Isles have highest birth rate in Scotland

Shetland had the highest birth rate of any health board area in Scotland last year with 278 live babies entering the world.

The number of successful pregnancies during 2008 equates to a rate of 12.7 babies per 1,000 people in Shetland, half a per cent higher than the next most prolific breeders in the NHS areas of Lothian and Lanarkshire.

The figures from the General Register Office for Scotland do show that, when measured by local authority area, there are three parts of the country with a marginally higher reproduction rate than Shetland – Clackmannanshire, Falkirk and North Lanarkshire – but, when measured by NHS area, Shetland pushes to the front.

In numbers, the 278 new arrivals handsomely exceeded the total of 211 islanders who died in 2008. That healthy replenishment did not happen in many areas of Scotland, including Orkney and the Western Isles.

The situation in the Western Isles looks particularly bleak with its 256 live babies last year giving it the second-lowest birth rate in Scotland of just 9.7 per 1,000 of its population, which fell far short of replacing the 346 people who died. The Western Isles had Scotland’s highest death rate of 13.2 per 1,000 people.

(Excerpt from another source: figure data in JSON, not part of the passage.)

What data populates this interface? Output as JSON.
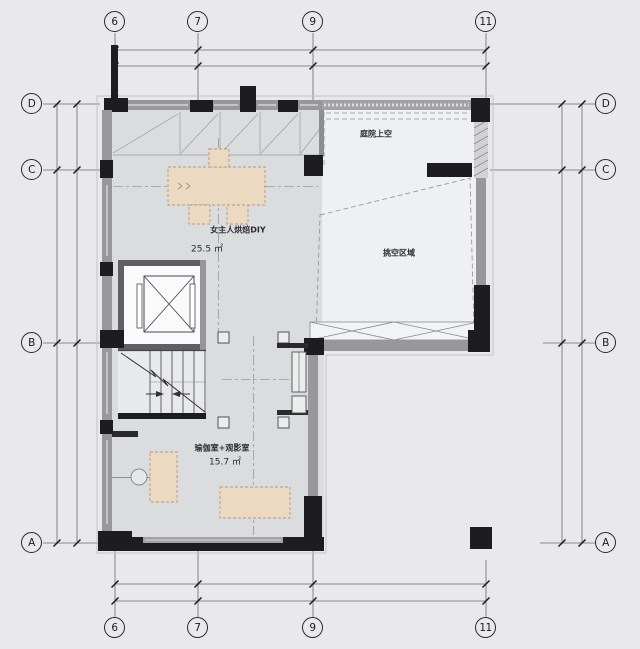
{
  "drawing": {
    "type": "residential floor plan",
    "background": "#e9e9eb"
  },
  "grid": {
    "top": [
      "6",
      "7",
      "9",
      "11"
    ],
    "bottom": [
      "6",
      "7",
      "9",
      "11"
    ],
    "left": [
      "D",
      "C",
      "B",
      "A"
    ],
    "right": [
      "D",
      "C",
      "B",
      "A"
    ]
  },
  "rooms": {
    "baking": {
      "label": "女主人烘焙DIY",
      "area": "25.5 ㎡"
    },
    "terrace": {
      "label": "庭院上空"
    },
    "void": {
      "label": "挑空区域"
    },
    "yoga": {
      "label": "瑜伽室+观影室",
      "area": "15.7 ㎡"
    }
  },
  "colors": {
    "wall_black": "#1d1d1f",
    "wall_gray": "#98989c",
    "floor_gray": "#dbdcde",
    "floor_open": "#eff0f2",
    "furniture": "#ecd9c1",
    "furniture_border": "#b5967a",
    "dim_line": "#6a6a6e"
  }
}
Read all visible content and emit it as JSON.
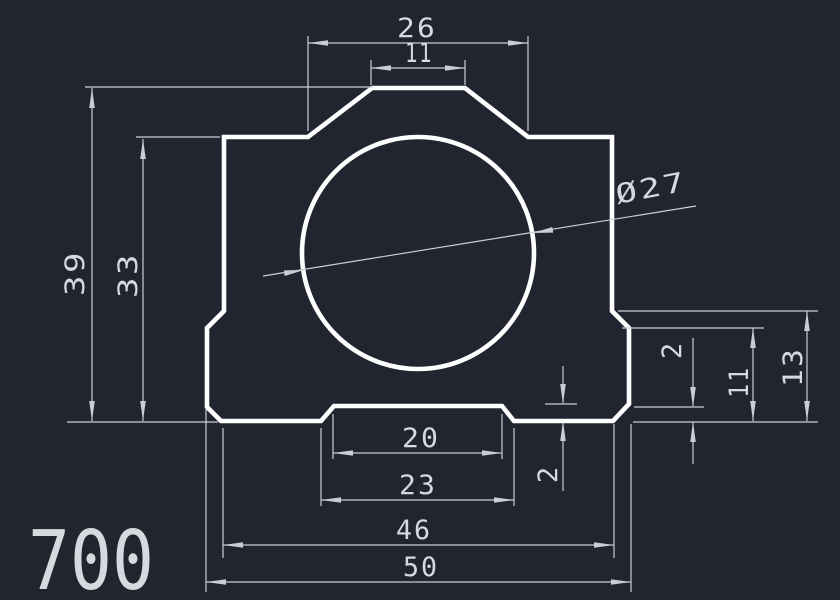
{
  "drawing": {
    "part_label": "700",
    "hole": {
      "diameter_label": "Ø27"
    },
    "dimensions": {
      "top_width_outer": "26",
      "top_width_inner": "11",
      "height_overall": "39",
      "height_body": "33",
      "step_height": "13",
      "flange_height": "11",
      "flange_chamfer": "2",
      "notch_depth": "2",
      "notch_width_inner": "20",
      "notch_width_outer": "23",
      "base_width_inner": "46",
      "base_width_outer": "50"
    },
    "colors": {
      "background": "#20252f",
      "outline": "#ffffff",
      "dim_lines": "#c9ced6",
      "text": "#d6dade"
    }
  }
}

Shetland has been enjoying a boom in baby numbers in recent years after a period of dwindling reproduction since the mid-1990s. A separate set of government statistics released last year revealed Shetland had the highest birth rate in Scotland for the year ending 31st March 2007. The figures showed the highest birth rate in Shetland for 12 years with 40 more babies than the previous year giving a total of 266.